Наутро они с Ватрушкой отодвинули один из щитов, загораживающих «Сидящих» – рабочим до сих пор не доставили специальную грунтовку и краску, чтобы обновить статуи. В чашах скопился мелкий мусор: сухие черешки липового цвета, пожухшие листья шелковицы и пепел от сгоревших скруток. Ватрушка вымыла и вытерла чаши, принесла пакет печенья с лимонной глазурью и завернутый в целлофан кусочек сотового меда. Вероника сбегала в овощную лавку, купила десяток початков кукурузы, выпросила охапку листьев, нарвала их на полоски и наскоро сплела семь кукол. Мохито был самым большим и немного кособоким. Ватрушка поменьше, а Тиша совсем крохотным. Три волка – Зорька, Гвидон и Вацек – были одинакового размера. Себя Вероника сотворила чуть больше Тиши – пришлось следовать законам реализма. Фигурки расселись в чаше, приклеиваясь к медовым нашлепкам, получили по печенью и горсти кукурузных зерен под ноги. На сноп Хлебодарной легли початки, разрисованные маркером. Вероника пожалела об отсутствии лент и скруток, сказала Ватрушке:
– Что уже теперь. Лучше так, чем никак.
– Можно я спрошу?
Ватрушка смотрела открыто и наивно, Вероника даже умилилась.
– Конечно, спрашивай.
– А как узнать – лучше или хуже? А вдруг Хлебодарная разгневается?
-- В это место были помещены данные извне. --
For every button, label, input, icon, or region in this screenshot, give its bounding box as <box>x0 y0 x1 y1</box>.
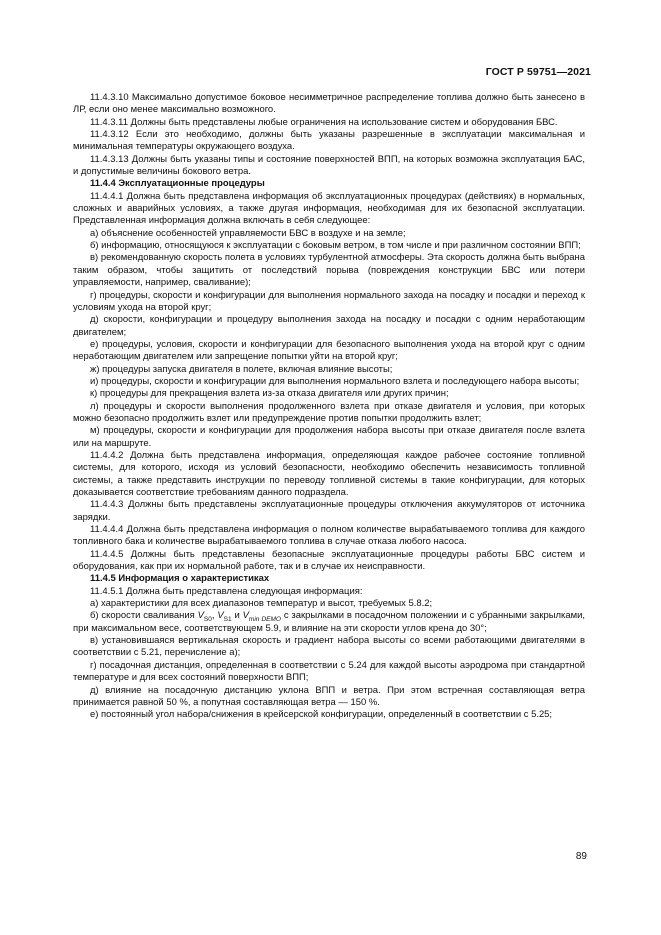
paragraph: в) рекомендованную скорость полета в условиях турбулентной атмосферы. Эта скорость должна быть выбрана таким образом, чтобы защитить от последствий порыва (повреждения конструкции БВС или потери управляемости, например, сваливание); <box>73 252 585 289</box>
symbol-v: V <box>242 610 249 622</box>
paragraph: 11.4.3.12 Если это необходимо, должны быть указаны разрешенные в эксплуатации максимальная и минимальная температуры окружающего воздуха. <box>73 129 585 153</box>
symbol-v: V <box>197 610 204 622</box>
symbol-v: V <box>217 610 224 622</box>
paragraph: 11.4.3.11 Должны быть представлены любые ограничения на использование систем и оборудования БВС. <box>90 116 558 128</box>
separator: , <box>211 610 218 622</box>
paragraph: г) посадочная дистанция, определенная в соответствии с 5.24 для каждой высоты аэродрома при стандартной температуре и для всех состояний поверхности ВПП; <box>73 659 585 684</box>
section-heading: 11.4.5 Информация о характеристиках <box>90 573 270 585</box>
item-b-suffix: с закрылками в посадочном положении и с убранными закрылками, при максимальном весе, соответствующем 5.9, и влияние на эти скорости углов крена до 30°; <box>73 610 585 634</box>
paragraph: б) информацию, относящуюся к эксплуатации с боковым ветром, в том числе и при различном состоянии ВПП; <box>90 240 581 252</box>
paragraph: г) процедуры, скорости и конфигурации для выполнения нормального захода на посадку и посадки и переход к условиям ухода на второй круг; <box>73 289 585 313</box>
paragraph: к) процедуры для прекращения взлета из-за отказа двигателя или других причин; <box>90 388 449 400</box>
paragraph: 11.4.4.2 Должна быть представлена информация, определяющая каждое рабочее состояние топливной системы, для которого, исходя из условий безопасности, необходимо обеспечить независимость топливной системы, а также представить инструкции по переводу топливной системы в такие конфигурации, для которых доказывается соответствие требованиям данного подраздела. <box>73 449 585 498</box>
paragraph: а) характеристики для всех диапазонов температур и высот, требуемых 5.8.2; <box>90 598 433 610</box>
paragraph: ж) процедуры запуска двигателя в полете, включая влияние высоты; <box>90 363 393 375</box>
paragraph: 11.4.5.1 Должна быть представлена следующая информация: <box>90 585 363 597</box>
paragraph: 11.4.4.3 Должны быть представлены эксплуатационные процедуры отключения аккумуляторов от источника зарядки. <box>73 499 585 523</box>
paragraph-group-tail <box>73 635 585 721</box>
paragraph: 11.4.3.13 Должны быть указаны типы и состояние поверхностей ВПП, на которых возможна эксплуатация БАС, и допустимые величины бокового ветра. <box>73 153 585 178</box>
item-b-prefix: б) скорости сваливания <box>90 610 198 622</box>
list-item-b-stall-speeds <box>73 610 585 635</box>
paragraph: в) установившаяся вертикальная скорость и градиент набора высоты со всеми работающими двигателями в соответствии с 5.21, перечисление а); <box>73 635 585 659</box>
paragraph: д) скорости, конфигурации и процедуру выполнения захода на посадку и посадки с одним неработающим двигателем; <box>73 314 585 338</box>
paragraph: 11.4.4.4 Должна быть представлена информация о полном количестве вырабатываемого топлива для каждого топливного бака и количестве вырабатываемого топлива в случае отказа любого насоса. <box>73 524 585 548</box>
paragraph-group-main <box>73 92 585 610</box>
subscript-s0: S0 <box>203 616 212 624</box>
subscript-min-demo: min DEMO <box>248 616 281 624</box>
paragraph: 11.4.4.1 Должна быть представлена информация об эксплуатационных процедурах (действиях) в нормальных, сложных и аварийных условиях, а также другая информация, необходимая для их безопасной эксплуатации. Представленная информация должна включать в себя следующее: <box>73 190 585 227</box>
standard-designation: ГОСТ Р 59751—2021 <box>485 66 591 78</box>
section-heading: 11.4.4 Эксплуатационные процедуры <box>90 178 265 190</box>
paragraph: д) влияние на посадочную дистанцию уклона ВПП и ветра. При этом встречная составляющая ветра принимается равной 50 %, а попутная составляющая ветра — 150 %. <box>73 684 585 708</box>
paragraph: л) процедуры и скорости выполнения продолженного взлета при отказе двигателя и условия, при которых можно безопасно продолжить взлет или предупреждение против попытки продолжить взлет; <box>73 400 585 424</box>
paragraph: м) процедуры, скорости и конфигурации для продолжения набора высоты при отказе двигателя после взлета или на маршруте. <box>73 425 585 449</box>
subscript-s1: S1 <box>223 616 232 624</box>
paragraph: 11.4.3.10 Максимально допустимое боковое несимметричное распределение топлива должно быть занесено в ЛР, если оно менее максимально возможного. <box>73 92 585 116</box>
paragraph: е) процедуры, условия, скорости и конфигурации для безопасного выполнения ухода на второй круг с одним неработающим двигателем или запрещение попытки уйти на второй круг; <box>73 338 585 363</box>
page-number: 89 <box>575 851 587 862</box>
paragraph: е) постоянный угол набора/снижения в крейсерской конфигурации, определенный в соответствии с 5.25; <box>90 709 553 721</box>
document-body <box>73 92 585 722</box>
paragraph: а) объяснение особенностей управляемости БВС в воздухе и на земле; <box>90 227 406 239</box>
paragraph: 11.4.4.5 Должны быть представлены безопасные эксплуатационные процедуры работы БВС систем и оборудования, как при их нормальной работе, так и в случае их неисправности. <box>73 548 585 573</box>
separator: и <box>231 610 243 622</box>
paragraph: и) процедуры, скорости и конфигурации для выполнения нормального взлета и последующего набора высоты; <box>90 375 580 387</box>
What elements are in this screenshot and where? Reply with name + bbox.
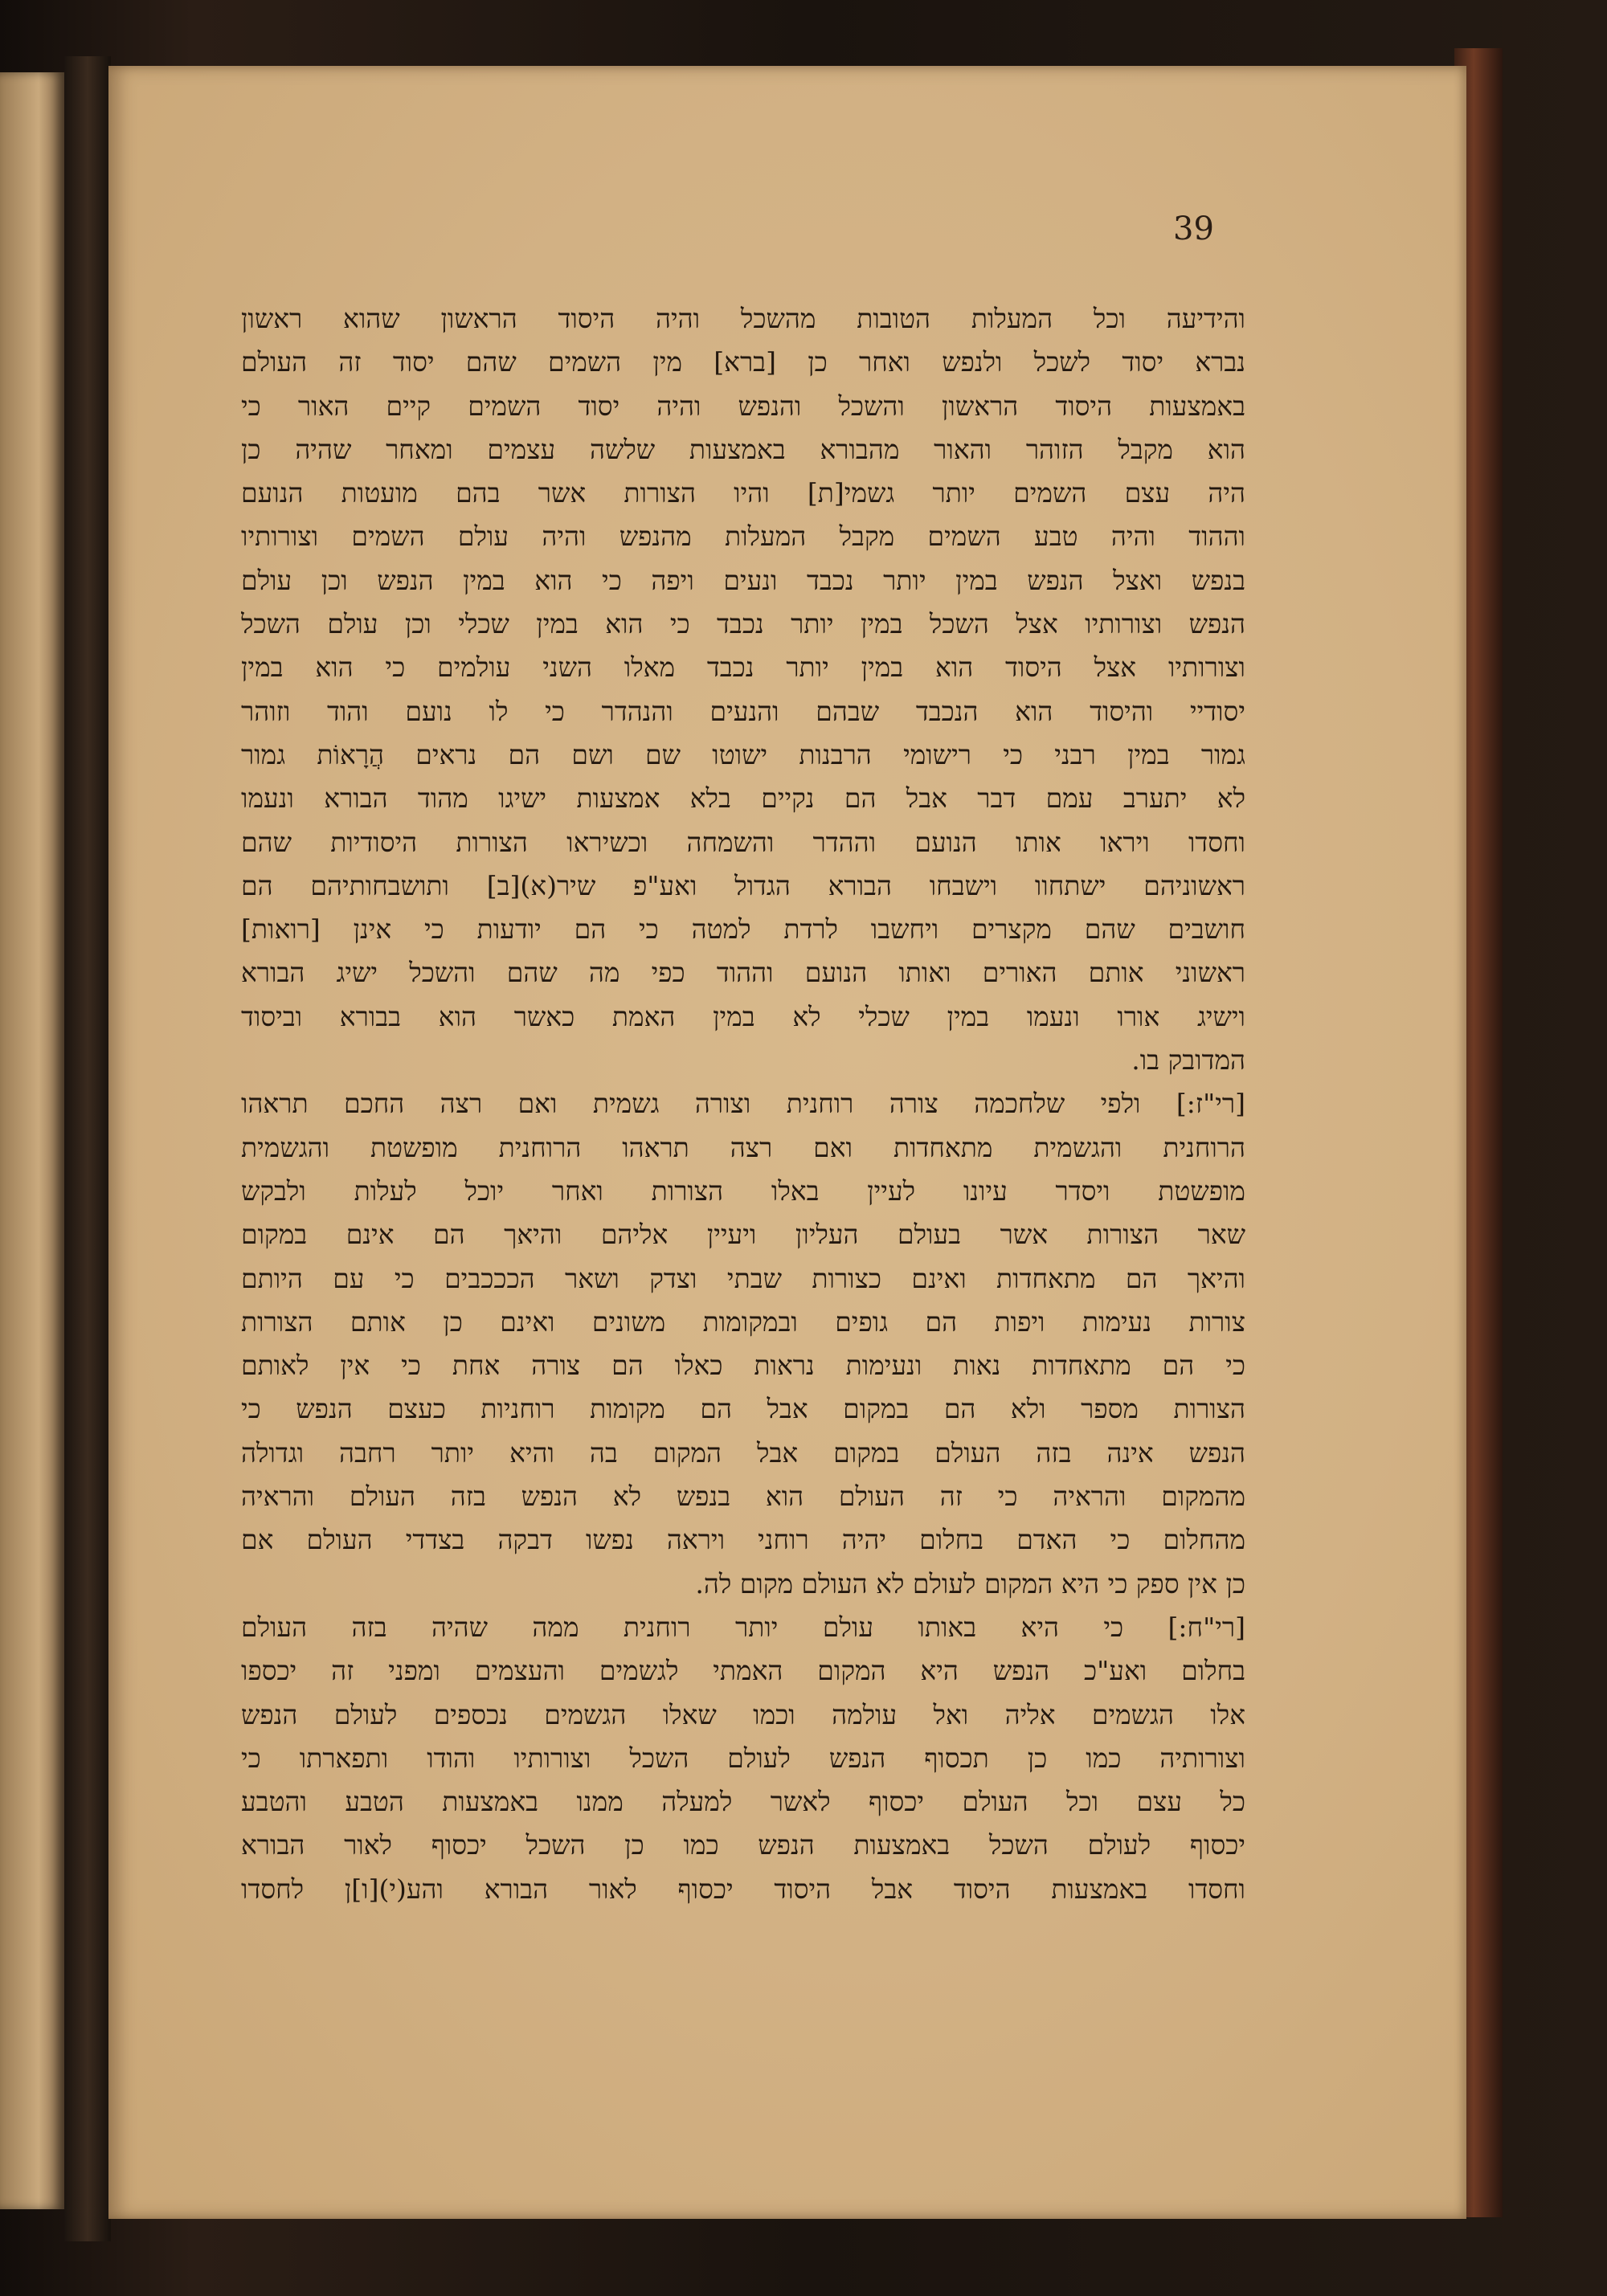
- book-gutter: [64, 56, 111, 2241]
- text-line: בנפש ואצל הנפש במין יותר נכבד ונעים ויפה כי הוא במין הנפש וכן עולם: [241, 564, 1245, 596]
- text-line: והידיעה וכל המעלות הטובות מהשכל והיה היסוד הראשון שהוא ראשון: [241, 303, 1245, 334]
- text-line: וצורותיה כמו כן תכסוף הנפש לעולם השכל וצורותיו והודו ותפארתו כי: [241, 1742, 1245, 1774]
- text-line: ראשוני אותם האורים ואותו הנועם וההוד כפי מה שהם והשכל ישיג הבורא: [241, 957, 1245, 989]
- text-line: באמצעות היסוד הראשון והשכל והנפש והיה יסוד השמים קיים האור כי: [241, 390, 1245, 422]
- text-line: כי הם מתאחדות נאות ונעימות נראות כאלו הם צורה אחת כי אין לאותם: [241, 1350, 1245, 1382]
- text-line: וחסדו באמצעות היסוד אבל היסוד יכסוף לאור הבורא והע(י)[ו]ן לחסדו: [241, 1873, 1245, 1905]
- text-line: הוא מקבל הזוהר והאור מהבורא באמצעות שלשה עצמים ומאחר שהיה כן: [241, 433, 1245, 465]
- text-line: וישיג אורו ונעמו במין שכלי לא במין האמת כאשר הוא בבורא וביסוד: [241, 1000, 1245, 1032]
- text-line: הרוחנית והגשמית מתאחדות ואם רצה תראהו הרוחנית מופשטת והגשמית: [241, 1131, 1245, 1163]
- text-line: יכסוף לעולם השכל באמצעות הנפש כמו כן השכל יכסוף לאור הבורא: [241, 1829, 1245, 1861]
- text-line: וההוד והיה טבע השמים מקבל המעלות מהנפש והיה עולם השמים וצורותיו: [241, 521, 1245, 553]
- text-line: הנפש אינה בזה העולם במקום אבל המקום בה והיא יותר רחבה וגדולה: [241, 1436, 1245, 1469]
- text-line: הצורות מספר ולא הם במקום אבל הם מקומות רוחניות כעצם הנפש כי: [241, 1393, 1245, 1425]
- text-line: אלו הגשמים אליה ואל עולמה וכמו שאלו הגשמים נכספים לעולם הנפש: [241, 1698, 1245, 1730]
- text-line: והיאך הם מתאחדות ואינם כצורות שבתי וצדק ושאר הכככבים כי עם היותם: [241, 1262, 1245, 1294]
- text-line-paragraph-end: המדובק בו.: [1131, 1044, 1245, 1077]
- previous-page-edge: [0, 72, 64, 2209]
- text-line: מופשטת ויסדר עיונו לעיין באלו הצורות ואחר יוכל לעלות ולבקש: [241, 1175, 1245, 1207]
- text-line: מהמקום והראיה כי זה העולם הוא בנפש לא הנפש בזה העולם והראיה: [241, 1481, 1245, 1513]
- text-line-section-start: [רי"ז:] ולפי שלחכמה צורה רוחנית וצורה גשמית ואם רצה החכם תראהו: [241, 1088, 1245, 1120]
- hebrew-text-block: [241, 297, 1245, 1911]
- text-line: היה עצם השמים יותר גשמי[ת] והיו הצורות אשר בהם מועטות הנועם: [241, 477, 1245, 509]
- text-line: יסודיי והיסוד הוא הנכבד שבהם והנעים והנהדר כי לו נועם והוד וזוהר: [241, 695, 1245, 727]
- page-number: 39: [1173, 210, 1214, 247]
- text-line: חושבים שהם מקצרים ויחשבו לרדת למטה כי הם יודעות כי אינן [רואות]: [241, 913, 1245, 946]
- text-line: ראשוניהם ישתחוו וישבחו הבורא הגדול ואע"פ שיר(א)[ב] ותושבחותיהם הם: [241, 869, 1245, 901]
- text-line: וחסדו ויראו אותו הנועם וההדר והשמחה וכשיראו הצורות היסודיות שהם: [241, 826, 1245, 858]
- text-line: שאר הצורות אשר בעולם העליון ויעיין אליהם והיאך הם אינם במקום: [241, 1219, 1245, 1251]
- text-line-section-start: [רי"ח:] כי היא באותו עולם יותר רוחנית ממה שהיה בזה העולם: [241, 1611, 1245, 1643]
- text-line: צורות נעימות ויפות הם גופים ובמקומות משונים ואינם כן אותם הצורות: [241, 1305, 1245, 1338]
- text-line: לא יתערב עמם דבר אבל הם נקיים בלא אמצעות ישיגו מהוד הבורא ונעמו: [241, 782, 1245, 815]
- text-line: מהחלום כי האדם בחלום יהיה רוחני ויראה נפשו דבקה בצדדי העולם אם: [241, 1524, 1245, 1556]
- text-line: גמור במין רבני כי רישומי הרבנות ישוטו שם ושם הם נראים הֲרָאוֹת גמור: [241, 738, 1245, 770]
- text-line-paragraph-end: כן אין ספק כי היא המקום לעולם לא העולם מקום לה.: [695, 1567, 1245, 1599]
- text-line: בחלום ואע"כ הנפש היא המקום האמתי לגשמים והעצמים ומפני זה יכספו: [241, 1655, 1245, 1687]
- text-line: נברא יסוד לשכל ולנפש ואחר כן [ברא] מין השמים שהם יסוד זה העולם: [241, 346, 1245, 378]
- text-line: כל עצם וכל העולם יכסוף לאשר למעלה ממנו באמצעות הטבע והטבע: [241, 1786, 1245, 1818]
- text-line: הנפש וצורותיו אצל השכל במין יותר נכבד כי הוא במין שכלי וכן עולם השכל: [241, 608, 1245, 640]
- text-line: וצורותיו אצל היסוד הוא במין יותר נכבד מאלו השני עולמים כי הוא במין: [241, 652, 1245, 684]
За то, что из подручных средств?
– Если явит милость, то птицы унесут, – Вероника удивлялась, как можно не знать простых вещей. – Если чаша в храмовом зале или в комнате, как у нас дома, на ночь открывают все окна. Рано утром подходишь тихонько, а там дерутся, чирикают, все пометом обгажено. Такой вот божественный ответ.
Ватрушка кивнула.
– Ты же печешь, – не удержалась от встречного вопроса Вероника. – Печенья как для выставки получаются. Зачем же ты их тогда делаешь и в чашу несешь?
– Я на уроках труда печь научилась. У нас дома это не в обычае. Феофан-рыбник любит рыбу. Ему печенья не особо-то нужны.
Вероника почесала нос. Северный – особенно медвежий – уклад оставался для нее загадкой. В средней полосе, в деревнях, медведи держали пасеки и заготавливали ягоды. Медовуху да дурманные настойки делали, но не в таких количествах, как здесь, на юге. И Хлебодарную чтили, медом чаши обмазывали. Никакой рыбы.
Поверила Ватрушка ее словам или нет – неизвестно, но, когда на следующее утро оттирала Хлебодарную от помета, улыбалась. Из чаши унесли все до крошки, только прилипший кусочек целлофана остался. Веронике тоже полегчало, и она осмелилась нанести визит Светозару – к вечеру, когда бойцы вернулись в часть.
Узнав о желании обновить забор, Светозар снова перешел на «вы», и пообещал Веронике, что завтра возьмет и ее, и Ватрушку в госпиталь.
– Медведей точно будут выписывать, Мохито уже сегодня на свободу рвался, чуть ли не буянил. Зорьяна, вроде бы, тоже выписывают. Я с врачом насчет Гвидона хочу поговорить. С Вацеком все более-менее, пулю сразу извлекли, рана затянулась. А у Гвидона сильные ожоги. Спрошу, выбивать ли ему место в столичном госпитале или лучше не перевозить, не тревожить. А вы своих обормотов заберете. И проследите потом, чтобы лекарства пили, если что-то назначат. Не думаю, что назначат, но мало ли.